Smart Tags Replace Bar Codes at the Supermarket

Bar codes and scanner can do the job, but they’re not that smart, not as intelligent as smart tags, according to researchers at the Massachusetts Institute of Technology in Cambridge.

Attach a smart tag to a can of peas, a head of lettuce or a box of detergent and it will become alive with electronic information, such as its exact location, shelf life, directions for use, and recycling. These tags will be part of a network of smart labels containing tiny microchips, wireless antennas, and even batteries as flat and flexible as a business card, according to MIT.

Where bar codes can only identify 100,000 manufacturers and types of products, these tags of the future will identify more than 268 million manufacturers, each with more than 1 million products. Furthermore, smart tags use wireless radio frequency enabling them to be read from any angle where bar codes must be scanned head-on, as stated in a special feature in ‘The Christian Science Monitor.’

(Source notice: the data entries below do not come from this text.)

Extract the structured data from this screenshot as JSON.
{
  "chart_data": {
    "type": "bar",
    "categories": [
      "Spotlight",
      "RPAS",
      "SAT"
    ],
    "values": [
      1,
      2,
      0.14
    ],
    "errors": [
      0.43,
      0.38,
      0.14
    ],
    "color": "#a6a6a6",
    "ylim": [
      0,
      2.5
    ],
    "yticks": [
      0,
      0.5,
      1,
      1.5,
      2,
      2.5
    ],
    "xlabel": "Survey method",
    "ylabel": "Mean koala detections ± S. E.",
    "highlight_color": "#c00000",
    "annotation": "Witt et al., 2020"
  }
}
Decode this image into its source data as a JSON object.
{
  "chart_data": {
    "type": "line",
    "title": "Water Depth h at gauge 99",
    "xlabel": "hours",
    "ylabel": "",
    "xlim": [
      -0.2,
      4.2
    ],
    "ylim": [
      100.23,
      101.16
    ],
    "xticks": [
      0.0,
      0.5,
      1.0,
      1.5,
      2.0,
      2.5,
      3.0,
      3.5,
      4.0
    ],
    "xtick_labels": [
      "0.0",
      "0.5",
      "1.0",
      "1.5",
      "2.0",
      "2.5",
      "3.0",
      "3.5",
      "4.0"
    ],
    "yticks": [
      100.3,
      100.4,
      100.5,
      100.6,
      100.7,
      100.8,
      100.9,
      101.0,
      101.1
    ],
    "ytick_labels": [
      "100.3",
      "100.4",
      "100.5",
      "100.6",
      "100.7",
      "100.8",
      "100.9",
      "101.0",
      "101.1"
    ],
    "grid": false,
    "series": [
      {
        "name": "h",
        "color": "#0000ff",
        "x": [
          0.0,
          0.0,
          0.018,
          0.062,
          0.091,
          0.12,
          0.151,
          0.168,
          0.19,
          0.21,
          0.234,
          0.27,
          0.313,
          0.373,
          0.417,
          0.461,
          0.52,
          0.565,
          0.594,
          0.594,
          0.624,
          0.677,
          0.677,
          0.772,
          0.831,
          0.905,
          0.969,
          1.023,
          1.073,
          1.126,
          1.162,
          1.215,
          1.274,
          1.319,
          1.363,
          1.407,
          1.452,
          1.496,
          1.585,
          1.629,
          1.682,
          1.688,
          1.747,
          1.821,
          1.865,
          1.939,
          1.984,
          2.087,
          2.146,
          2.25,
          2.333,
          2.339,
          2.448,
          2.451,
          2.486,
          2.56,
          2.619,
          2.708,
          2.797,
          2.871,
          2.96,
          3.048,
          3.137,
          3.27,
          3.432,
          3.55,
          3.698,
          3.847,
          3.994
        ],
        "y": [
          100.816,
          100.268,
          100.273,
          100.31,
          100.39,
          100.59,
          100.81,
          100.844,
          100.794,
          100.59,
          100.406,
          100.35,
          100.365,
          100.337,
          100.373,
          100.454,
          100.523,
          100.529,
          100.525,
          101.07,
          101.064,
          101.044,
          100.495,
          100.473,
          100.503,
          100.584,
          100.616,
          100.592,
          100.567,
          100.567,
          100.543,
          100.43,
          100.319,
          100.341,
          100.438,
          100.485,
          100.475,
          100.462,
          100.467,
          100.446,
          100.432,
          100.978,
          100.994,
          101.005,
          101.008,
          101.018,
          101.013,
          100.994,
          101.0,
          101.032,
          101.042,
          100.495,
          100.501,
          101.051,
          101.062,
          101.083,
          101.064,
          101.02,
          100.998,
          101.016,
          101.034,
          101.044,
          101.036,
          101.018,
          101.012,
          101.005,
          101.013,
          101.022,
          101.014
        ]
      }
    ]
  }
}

MIT Auto-ID Center is developing the key technologies such as the 96-bit electronic product code that will be placed on each tag to identify the item, along with a Product Markup Language that will give details about the product.

Devices such as handheld computers, cell phones as well as store shelves and doorways will be incorporated with scanners that will be able to retrieve the information from the tags.

MIT is working with about two-dozen companies and industry organizations, the likes of Motorola, Alien Technology, Gillette, and Wal-Mart. MIT will define the framework and its partners will contribute to the microchip, wireless antenna, and battery to make the smart tags.

Head of the Auto-ID Center Kevin Ashton told The New York Times, "We are pretty sure we know how to make tags for less than five cents each. But the cost would have to drop further, probably to around a penny, to be practical in supermarkets, known for their razor-thin margins. If the price drops, radio-frequency readers built into the shelves of the supermarket or the shopping carts may someday sense each tagged item and keep track of each shopper’s expenses."